Synthesis and preliminary pharmacological evaluation of coumestans with different patterns of oxygenation.

Five coumestans with different patterns of oxygenation in rings A and D were synthesized from resorcinol and aromatic aldehydes, and screened for their antimyotoxic activity. The most potent compound (2b, IC50 = 1 microM) was selected for study of its pharmacological profile.

Inhibition of the myotoxic and hemorrhagic activities of crotalid venoms by Eclipta prostrata (Asteraceae) extracts and constituents.

The antimyotoxic and antihemorrhagic effects of Eclipta prostrata (EP) and three of its constituents (wedelolactone, WE; stigmaterol, ST; and sitosterol, SI) were investigated. The myotoxicity of crotalid venoms (Bothrops jararaca, Bothrops jararacussu and Lachesis muta), purified myotoxins (bothropstoxin, BthTX; bothropasin; and crotoxin), and polylysine was quantified in vitro by the release rate of creatine kinase (CK) from rat or mouse extensor digitorum muscles, and in vivo by the plasma CK activity in mice. The in vitro myotoxicity of the crotalid venoms and myotoxins was neutralized by simultaneous exposure of the muscles to an aqueous extract of EP or to WE. ST and SI were less effective than WE, but interacted synergistically with it. Both the EP extract and WE failed to neutralize the in vitro myotoxic effects of polylysine. The in vivo myotoxicity of venoms and myotoxins was neutralized by their preincubation with the EP extract or WE. Intravenous administration of the plant extract or WE attenuated the increase in plasma CK activity induced by subsequent intramuscular injections of the crotalid venoms or the myotoxins. EP and WE inhibited the hemorrhagic effect of B. jararaca venom, as well as the phospholipase A2 activity of crotoxin and the proteolytic activity of B. jararaca venom. The data provide direct evidence for antimyotoxic and antihemorrhagic effects of EP and WE against the crotalid venoms responsible for most cases of envenomation by snakebites in Brazil. These effects are interpreted as consequences of antiproteolytic and antiphospholipase A2 activities of EP and its constituents.

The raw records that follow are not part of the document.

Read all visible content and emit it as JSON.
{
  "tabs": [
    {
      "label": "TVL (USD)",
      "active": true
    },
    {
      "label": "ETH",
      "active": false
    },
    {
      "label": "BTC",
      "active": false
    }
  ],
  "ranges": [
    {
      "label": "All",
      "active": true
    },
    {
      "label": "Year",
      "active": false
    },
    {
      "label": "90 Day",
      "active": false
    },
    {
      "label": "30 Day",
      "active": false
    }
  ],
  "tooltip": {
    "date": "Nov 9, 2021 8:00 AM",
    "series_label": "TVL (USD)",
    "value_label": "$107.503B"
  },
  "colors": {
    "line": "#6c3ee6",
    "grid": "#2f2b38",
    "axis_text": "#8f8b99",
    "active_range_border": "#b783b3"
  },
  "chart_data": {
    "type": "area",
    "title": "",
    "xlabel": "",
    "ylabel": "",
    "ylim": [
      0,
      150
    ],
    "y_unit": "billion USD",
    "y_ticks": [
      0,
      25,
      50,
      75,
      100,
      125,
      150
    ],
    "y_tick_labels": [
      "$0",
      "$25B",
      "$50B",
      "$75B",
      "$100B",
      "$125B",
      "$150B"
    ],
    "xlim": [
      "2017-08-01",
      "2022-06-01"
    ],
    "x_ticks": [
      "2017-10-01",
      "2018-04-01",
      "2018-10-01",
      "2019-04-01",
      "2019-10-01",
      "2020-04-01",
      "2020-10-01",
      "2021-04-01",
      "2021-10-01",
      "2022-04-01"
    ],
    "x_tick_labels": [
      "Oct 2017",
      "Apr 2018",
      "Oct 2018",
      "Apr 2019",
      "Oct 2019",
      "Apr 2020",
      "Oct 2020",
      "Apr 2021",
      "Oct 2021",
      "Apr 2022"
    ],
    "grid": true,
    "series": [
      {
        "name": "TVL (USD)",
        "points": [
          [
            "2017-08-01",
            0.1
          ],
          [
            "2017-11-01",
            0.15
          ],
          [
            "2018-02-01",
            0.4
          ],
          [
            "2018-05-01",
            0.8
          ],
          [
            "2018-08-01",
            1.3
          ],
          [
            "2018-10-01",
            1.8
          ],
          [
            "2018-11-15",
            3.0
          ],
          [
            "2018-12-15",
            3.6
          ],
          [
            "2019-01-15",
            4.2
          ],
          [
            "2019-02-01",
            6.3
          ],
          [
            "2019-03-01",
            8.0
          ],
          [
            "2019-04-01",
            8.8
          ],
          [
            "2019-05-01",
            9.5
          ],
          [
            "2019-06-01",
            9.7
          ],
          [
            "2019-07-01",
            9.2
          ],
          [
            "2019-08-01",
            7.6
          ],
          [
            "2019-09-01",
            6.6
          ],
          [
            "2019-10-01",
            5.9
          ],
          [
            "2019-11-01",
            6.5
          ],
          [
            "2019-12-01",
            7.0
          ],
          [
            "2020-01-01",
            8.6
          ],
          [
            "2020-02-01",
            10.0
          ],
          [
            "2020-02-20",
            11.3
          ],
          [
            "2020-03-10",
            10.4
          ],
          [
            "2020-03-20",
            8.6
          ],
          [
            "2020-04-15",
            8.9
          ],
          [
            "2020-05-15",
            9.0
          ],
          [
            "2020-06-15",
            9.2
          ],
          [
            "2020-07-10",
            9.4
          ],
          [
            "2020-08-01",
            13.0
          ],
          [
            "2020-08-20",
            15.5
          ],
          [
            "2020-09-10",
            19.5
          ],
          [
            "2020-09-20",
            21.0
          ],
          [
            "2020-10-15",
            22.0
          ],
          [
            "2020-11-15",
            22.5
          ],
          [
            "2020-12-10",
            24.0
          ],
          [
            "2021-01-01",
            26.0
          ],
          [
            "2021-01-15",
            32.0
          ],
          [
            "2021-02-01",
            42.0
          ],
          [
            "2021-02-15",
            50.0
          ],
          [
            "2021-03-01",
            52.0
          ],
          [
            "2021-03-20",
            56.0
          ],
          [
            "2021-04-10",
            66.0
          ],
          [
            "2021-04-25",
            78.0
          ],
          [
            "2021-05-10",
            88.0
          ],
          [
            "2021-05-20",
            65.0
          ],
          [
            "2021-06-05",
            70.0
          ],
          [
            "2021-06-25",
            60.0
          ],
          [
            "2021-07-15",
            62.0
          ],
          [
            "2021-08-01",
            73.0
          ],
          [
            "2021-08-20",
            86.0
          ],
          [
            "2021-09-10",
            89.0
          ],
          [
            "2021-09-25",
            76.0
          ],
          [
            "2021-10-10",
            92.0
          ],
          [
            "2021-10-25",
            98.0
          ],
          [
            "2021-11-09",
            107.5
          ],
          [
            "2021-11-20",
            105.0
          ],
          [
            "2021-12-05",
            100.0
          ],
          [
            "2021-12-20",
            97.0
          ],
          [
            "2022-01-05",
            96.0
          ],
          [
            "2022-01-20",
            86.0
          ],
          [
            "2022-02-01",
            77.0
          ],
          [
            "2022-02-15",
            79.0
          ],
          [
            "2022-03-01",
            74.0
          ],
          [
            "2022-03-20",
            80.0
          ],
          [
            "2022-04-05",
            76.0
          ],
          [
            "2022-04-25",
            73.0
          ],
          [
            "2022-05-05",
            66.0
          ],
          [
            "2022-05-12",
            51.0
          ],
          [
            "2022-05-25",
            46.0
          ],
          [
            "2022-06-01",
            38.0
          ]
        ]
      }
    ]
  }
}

Neutralization of lethal and myotoxic activities of South American rattlesnake venom by extracts and constituents of the plant Eclipta prostrata (Asteraceae).

Ethanolic extracts of the aerial parts of Eclipta prostrata L. (Asteraceae) neutralized the lethal activity of the venom of South American rattlesnake (Crotalus durissus terrificus) when mixed in vitro before i.p. injection into adult Swiss mice. Samples of ethanolic extract corresponding to 1.8 mg of dry extract per animal neutralized up to four lethal doses of the venom (LD50 = 0.08 micrograms venom/g animal). Three substances isolated from the plant--wedelolactone (0.54 mg/animal), sitosterol (2.3 mg/animal) and stigmasterol (2.3 mg/animal)--were able to neutralize three lethal doses of the venom. Aqueous extracts of the plant inhibited the release of creatine kinase from isolated rat muscle exposed to the crude venom. The protection conferred against the myotoxic effects of the venom could be demonstrated also in vivo, when the venom was preincubated with the extract prior to injection into mice.